Superintendent Lamont Smith of Elkhart Schools said student organizations and their sponsors collaboratively determine which services to adopt.
“We believe that if we educate our students about the needs of the community and abroad, we can build and inspire our children to have a positive impact on the community, county, state and nation,” Smith said. . “To be a great citizen, you need to give back and respect the people around you. “
High school students participate in organizations such as the marching band or athletics or with college clubs such as the National Honor Society, Interact, Future Teachers of America, the National Art Honor Society, and the Spanish Club. Each group adopts its own project with the support of an advisor.
The Spanish Club recently opened a book collection and library at Anderson County Jail, while middle school students and the high school orchestra took part in the Palestine Veterans Day parade.
Some December projects include College, College, and High School Toys for Tots collections. Future Teachers of America will host a Head Start Christmas Party, and the high school band will participate in retirement home tours and the Christmas Lights Parade in Palestine.
February activities at Elkhart High School include a blood drive organized by the Student Council, Valentine’s Day for Soldiers by the Interact Club, and Valentine’s Day for Veterans by Quill & Scroll, a company of honor for journalism students.

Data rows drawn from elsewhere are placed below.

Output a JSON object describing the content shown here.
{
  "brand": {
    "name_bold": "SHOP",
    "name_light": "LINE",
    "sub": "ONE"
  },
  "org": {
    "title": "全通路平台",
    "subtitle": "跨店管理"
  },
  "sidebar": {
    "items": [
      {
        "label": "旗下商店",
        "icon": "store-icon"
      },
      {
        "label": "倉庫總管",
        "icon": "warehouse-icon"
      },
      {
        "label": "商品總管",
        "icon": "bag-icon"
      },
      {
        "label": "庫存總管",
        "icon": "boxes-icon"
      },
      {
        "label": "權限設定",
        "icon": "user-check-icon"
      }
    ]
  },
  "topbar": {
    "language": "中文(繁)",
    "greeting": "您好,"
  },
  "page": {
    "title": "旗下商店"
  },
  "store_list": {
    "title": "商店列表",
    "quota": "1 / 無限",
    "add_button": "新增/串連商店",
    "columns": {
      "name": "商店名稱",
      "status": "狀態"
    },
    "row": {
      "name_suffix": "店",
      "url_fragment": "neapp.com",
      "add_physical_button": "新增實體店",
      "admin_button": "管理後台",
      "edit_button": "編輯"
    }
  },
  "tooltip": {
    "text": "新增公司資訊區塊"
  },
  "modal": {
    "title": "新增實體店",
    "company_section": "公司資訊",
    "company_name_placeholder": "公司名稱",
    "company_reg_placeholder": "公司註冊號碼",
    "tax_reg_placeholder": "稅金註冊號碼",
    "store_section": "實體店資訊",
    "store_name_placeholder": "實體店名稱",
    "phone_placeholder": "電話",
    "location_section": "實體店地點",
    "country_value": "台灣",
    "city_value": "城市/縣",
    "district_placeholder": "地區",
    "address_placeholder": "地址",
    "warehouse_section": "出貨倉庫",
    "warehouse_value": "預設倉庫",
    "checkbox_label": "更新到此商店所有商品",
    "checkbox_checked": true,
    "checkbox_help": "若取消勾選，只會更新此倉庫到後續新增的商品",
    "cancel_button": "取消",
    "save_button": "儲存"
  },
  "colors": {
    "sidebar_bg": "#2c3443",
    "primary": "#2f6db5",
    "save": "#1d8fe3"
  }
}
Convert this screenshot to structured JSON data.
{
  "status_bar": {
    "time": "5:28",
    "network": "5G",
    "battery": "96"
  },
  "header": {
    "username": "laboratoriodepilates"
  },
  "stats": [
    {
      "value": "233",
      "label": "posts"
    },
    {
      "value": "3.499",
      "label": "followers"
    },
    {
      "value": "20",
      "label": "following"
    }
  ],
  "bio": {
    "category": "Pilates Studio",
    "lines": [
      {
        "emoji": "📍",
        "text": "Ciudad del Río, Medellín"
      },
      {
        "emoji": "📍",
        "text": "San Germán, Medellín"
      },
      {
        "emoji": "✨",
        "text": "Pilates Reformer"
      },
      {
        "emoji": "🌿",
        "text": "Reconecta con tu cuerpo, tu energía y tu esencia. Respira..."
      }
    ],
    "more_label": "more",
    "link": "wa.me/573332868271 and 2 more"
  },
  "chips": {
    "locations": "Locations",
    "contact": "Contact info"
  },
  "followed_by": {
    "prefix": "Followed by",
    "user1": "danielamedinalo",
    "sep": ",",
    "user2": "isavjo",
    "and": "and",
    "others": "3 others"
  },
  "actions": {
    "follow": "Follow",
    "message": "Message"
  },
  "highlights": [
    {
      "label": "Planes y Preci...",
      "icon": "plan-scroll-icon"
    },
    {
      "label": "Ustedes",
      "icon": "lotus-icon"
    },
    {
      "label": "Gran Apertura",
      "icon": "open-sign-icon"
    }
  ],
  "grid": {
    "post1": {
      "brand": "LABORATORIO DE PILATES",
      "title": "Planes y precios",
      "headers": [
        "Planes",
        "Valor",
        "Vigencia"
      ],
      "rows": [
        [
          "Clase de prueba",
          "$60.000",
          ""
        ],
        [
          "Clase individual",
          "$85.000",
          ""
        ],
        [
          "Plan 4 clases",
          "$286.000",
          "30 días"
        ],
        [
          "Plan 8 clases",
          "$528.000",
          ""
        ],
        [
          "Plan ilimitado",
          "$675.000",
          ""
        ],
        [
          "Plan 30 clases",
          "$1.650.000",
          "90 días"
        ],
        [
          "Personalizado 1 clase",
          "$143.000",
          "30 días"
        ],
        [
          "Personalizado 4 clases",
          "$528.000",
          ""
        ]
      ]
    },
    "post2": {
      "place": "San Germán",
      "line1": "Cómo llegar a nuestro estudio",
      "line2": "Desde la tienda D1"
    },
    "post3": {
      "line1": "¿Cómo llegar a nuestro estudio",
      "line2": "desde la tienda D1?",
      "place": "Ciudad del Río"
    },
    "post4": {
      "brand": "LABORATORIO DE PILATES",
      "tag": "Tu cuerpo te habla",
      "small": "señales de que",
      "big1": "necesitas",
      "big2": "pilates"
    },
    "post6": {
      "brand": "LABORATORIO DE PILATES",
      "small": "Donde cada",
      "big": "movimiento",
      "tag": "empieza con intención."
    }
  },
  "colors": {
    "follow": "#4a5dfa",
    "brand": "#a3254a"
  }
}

Smith said the Elkhart School District provides students with the opportunity to learn through service learning opportunities.
“Citizenship means that we take care of others and provide resources,” Smith said. “It is also taking charge of projects and bringing them to fruition.
Service learning opportunities over the next three weeks leading up to winter break include donations to Toys for Tots or the school district’s Family Tree, which provides gifts to families in need.
United Charities of Elkhart opens at 9 a.m. on the first Thursday of each month at the First Baptist Church of Elkhart.